From 51da4b0610bd64c8aa2a66ee86eef176168c1b56 Mon Sep 17 00:00:00 2001
From: "askerosted@gmail.com" <askerosted@gmail.com>
Date: Fri, 6 Dec 2024 15:45:03 +0900
Subject: [PATCH] re-add old function

---
 src/graphnet/models/graphs/utils.py | 61 +++++++++++++++++++++++++++++
 1 file changed, 61 insertions(+)

diff --git a/src/graphnet/models/graphs/utils.py b/src/graphnet/models/graphs/utils.py
index 0ac8aeac2..0fcd6c136 100644
--- a/src/graphnet/models/graphs/utils.py
+++ b/src/graphnet/models/graphs/utils.py
@@ -113,6 +113,67 @@ def identify_indices(
     return cluster_indices, summarization_indices, features_for_summarization
 
 
+# TODO Remove this function as it is superseded by
+# cluster_and_pad wich has the same functionality
+def cluster_summarize_with_percentiles(
+    x: np.ndarray,
+    summarization_indices: List[int],
+    cluster_indices: List[int],
+    percentiles: List[int],
+    add_counts: bool,
+) -> np.ndarray:
+    """Turn `x` into clusters with percentile summary.
+
+    From variables specified by column indices `cluster_indices`, `x` is turned
+    into clusters. Information in columns of `x` specified by indices
+    `summarization_indices` with each cluster is summarized using percentiles.

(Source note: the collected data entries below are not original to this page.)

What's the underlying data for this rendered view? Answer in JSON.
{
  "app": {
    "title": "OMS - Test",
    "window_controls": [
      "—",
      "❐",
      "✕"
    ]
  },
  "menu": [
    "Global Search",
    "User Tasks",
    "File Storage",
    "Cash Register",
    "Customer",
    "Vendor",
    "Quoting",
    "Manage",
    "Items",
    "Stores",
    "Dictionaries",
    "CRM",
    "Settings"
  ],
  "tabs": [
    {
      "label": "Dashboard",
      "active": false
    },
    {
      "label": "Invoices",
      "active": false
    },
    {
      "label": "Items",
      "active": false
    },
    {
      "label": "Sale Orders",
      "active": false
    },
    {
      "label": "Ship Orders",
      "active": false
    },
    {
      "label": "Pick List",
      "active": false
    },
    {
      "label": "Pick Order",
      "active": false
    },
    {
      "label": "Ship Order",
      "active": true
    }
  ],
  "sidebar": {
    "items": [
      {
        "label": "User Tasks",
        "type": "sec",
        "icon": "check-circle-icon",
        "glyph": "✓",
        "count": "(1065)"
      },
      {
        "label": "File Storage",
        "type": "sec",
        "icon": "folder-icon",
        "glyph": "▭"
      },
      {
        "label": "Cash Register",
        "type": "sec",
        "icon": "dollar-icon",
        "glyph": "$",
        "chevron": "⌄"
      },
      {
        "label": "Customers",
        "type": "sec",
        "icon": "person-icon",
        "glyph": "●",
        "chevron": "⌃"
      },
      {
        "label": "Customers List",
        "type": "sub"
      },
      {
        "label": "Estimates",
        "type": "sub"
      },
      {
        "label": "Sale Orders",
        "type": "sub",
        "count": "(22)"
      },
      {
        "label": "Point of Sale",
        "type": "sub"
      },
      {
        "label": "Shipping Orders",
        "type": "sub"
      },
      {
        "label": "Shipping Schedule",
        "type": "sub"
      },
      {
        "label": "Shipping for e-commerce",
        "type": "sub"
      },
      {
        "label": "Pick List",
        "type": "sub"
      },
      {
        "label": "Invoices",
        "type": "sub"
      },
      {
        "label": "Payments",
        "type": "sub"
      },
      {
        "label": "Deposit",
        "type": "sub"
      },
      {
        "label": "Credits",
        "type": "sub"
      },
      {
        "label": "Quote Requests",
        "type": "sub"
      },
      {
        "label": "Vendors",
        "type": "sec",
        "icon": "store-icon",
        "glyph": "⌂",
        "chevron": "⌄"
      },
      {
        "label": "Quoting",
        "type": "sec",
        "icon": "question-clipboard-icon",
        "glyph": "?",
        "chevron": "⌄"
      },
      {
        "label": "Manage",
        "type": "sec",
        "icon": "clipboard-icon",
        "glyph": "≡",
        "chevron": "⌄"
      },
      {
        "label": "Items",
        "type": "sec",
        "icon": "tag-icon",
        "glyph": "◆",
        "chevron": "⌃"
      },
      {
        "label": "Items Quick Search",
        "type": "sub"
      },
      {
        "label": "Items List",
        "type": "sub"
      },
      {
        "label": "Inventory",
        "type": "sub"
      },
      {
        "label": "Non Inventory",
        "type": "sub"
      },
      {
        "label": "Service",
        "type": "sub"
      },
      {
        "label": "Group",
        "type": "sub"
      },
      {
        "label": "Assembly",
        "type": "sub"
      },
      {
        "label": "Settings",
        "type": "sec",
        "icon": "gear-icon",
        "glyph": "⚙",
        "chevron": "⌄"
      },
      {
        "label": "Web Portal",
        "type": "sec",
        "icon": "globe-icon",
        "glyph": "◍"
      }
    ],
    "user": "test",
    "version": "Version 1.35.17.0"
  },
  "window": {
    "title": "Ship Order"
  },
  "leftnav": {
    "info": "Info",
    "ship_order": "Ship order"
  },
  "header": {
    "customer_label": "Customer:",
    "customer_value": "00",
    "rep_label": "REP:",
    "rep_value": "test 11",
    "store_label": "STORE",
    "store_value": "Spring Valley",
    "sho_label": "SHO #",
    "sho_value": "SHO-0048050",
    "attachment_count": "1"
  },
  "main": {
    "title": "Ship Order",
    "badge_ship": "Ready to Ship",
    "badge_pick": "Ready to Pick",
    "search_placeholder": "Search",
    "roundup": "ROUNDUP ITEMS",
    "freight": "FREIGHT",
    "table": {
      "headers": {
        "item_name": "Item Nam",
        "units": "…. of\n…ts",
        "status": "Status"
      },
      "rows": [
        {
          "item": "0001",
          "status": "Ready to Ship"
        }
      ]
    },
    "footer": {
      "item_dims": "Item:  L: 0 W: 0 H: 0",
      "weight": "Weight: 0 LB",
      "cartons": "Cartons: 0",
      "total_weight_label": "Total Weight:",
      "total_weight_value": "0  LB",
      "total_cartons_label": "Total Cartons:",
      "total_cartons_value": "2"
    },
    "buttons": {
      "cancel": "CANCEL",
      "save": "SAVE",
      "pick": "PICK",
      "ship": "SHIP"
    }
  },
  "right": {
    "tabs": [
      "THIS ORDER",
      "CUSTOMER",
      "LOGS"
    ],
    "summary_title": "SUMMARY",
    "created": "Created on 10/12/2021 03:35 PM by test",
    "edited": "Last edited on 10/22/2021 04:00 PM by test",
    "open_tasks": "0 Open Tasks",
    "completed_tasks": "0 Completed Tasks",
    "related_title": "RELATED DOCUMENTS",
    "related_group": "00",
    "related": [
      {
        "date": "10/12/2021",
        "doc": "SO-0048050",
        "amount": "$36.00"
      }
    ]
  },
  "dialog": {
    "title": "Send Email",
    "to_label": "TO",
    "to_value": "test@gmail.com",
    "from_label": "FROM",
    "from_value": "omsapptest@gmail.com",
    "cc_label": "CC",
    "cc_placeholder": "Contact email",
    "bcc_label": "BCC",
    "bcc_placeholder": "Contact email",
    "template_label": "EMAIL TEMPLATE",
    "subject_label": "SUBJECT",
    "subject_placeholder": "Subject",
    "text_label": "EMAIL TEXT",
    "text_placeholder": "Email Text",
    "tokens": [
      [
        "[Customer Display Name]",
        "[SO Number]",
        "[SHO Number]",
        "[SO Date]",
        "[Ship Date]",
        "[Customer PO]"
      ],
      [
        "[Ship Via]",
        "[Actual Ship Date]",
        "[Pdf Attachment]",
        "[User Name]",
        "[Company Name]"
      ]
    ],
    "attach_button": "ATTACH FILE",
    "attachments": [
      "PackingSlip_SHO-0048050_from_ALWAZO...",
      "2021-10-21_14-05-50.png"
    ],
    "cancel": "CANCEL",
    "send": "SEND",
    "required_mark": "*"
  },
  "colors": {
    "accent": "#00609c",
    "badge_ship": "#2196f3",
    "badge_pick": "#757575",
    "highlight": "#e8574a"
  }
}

+    It is assumed `x` represents a single event.
+
+    **Example use-case**:
+    Suppose `x` contains raw pulses from a neutrino event where some DOMs have
+    multiple measurements of Cherenkov radiation. If `cluster_indices` is set
+    to the columns corresponding to the xyz-position of the DOMs, and the
+    features specified in `summarization_indices` correspond to time, charge,
+    then each row in the returned array will correspond to a DOM,
+    and the time and charge for each DOM will be summarized by percentiles.
+    Returned output array has dimensions
+    `[n_clusters,
+    len(percentiles)*len(summarization_indices) + len(cluster_indices)]`
+
+    Args:
+        x: Array to be clustered
+        summarization_indices: List of column indices that defines features
+                                that will be summarized with percentiles.
+        cluster_indices: List of column indices on which the clusters
+                        are constructed.
+        percentiles: percentiles used to summarize `x`. E.g. [10,50,90].
+
+    Returns:
+        Percentile-summarized array
+    """
+    pct_dict = {}
+    for feature_idx in summarization_indices:
+        summarized_array, column_offset, counts = gather_cluster_sequence(
+            x, feature_idx, cluster_indices
+        )
+        pct_dict[feature_idx] = np.nanpercentile(
+            summarized_array[:, column_offset:], percentiles, axis=1
+        ).T
+
+    for i, key in enumerate(pct_dict.keys()):
+        if i == 0:
+            array = summarized_array[:, 0:column_offset]
+
+        array = np.concatenate([array, pct_dict[key]], axis=1)
+
+    if add_counts:
+        array = np.concatenate(
+            [array, np.log10(counts).reshape(-1, 1)], axis=1
+        )
+
+    return array
+
+
 class cluster_and_pad:
     """Cluster and pad the data for further summarization.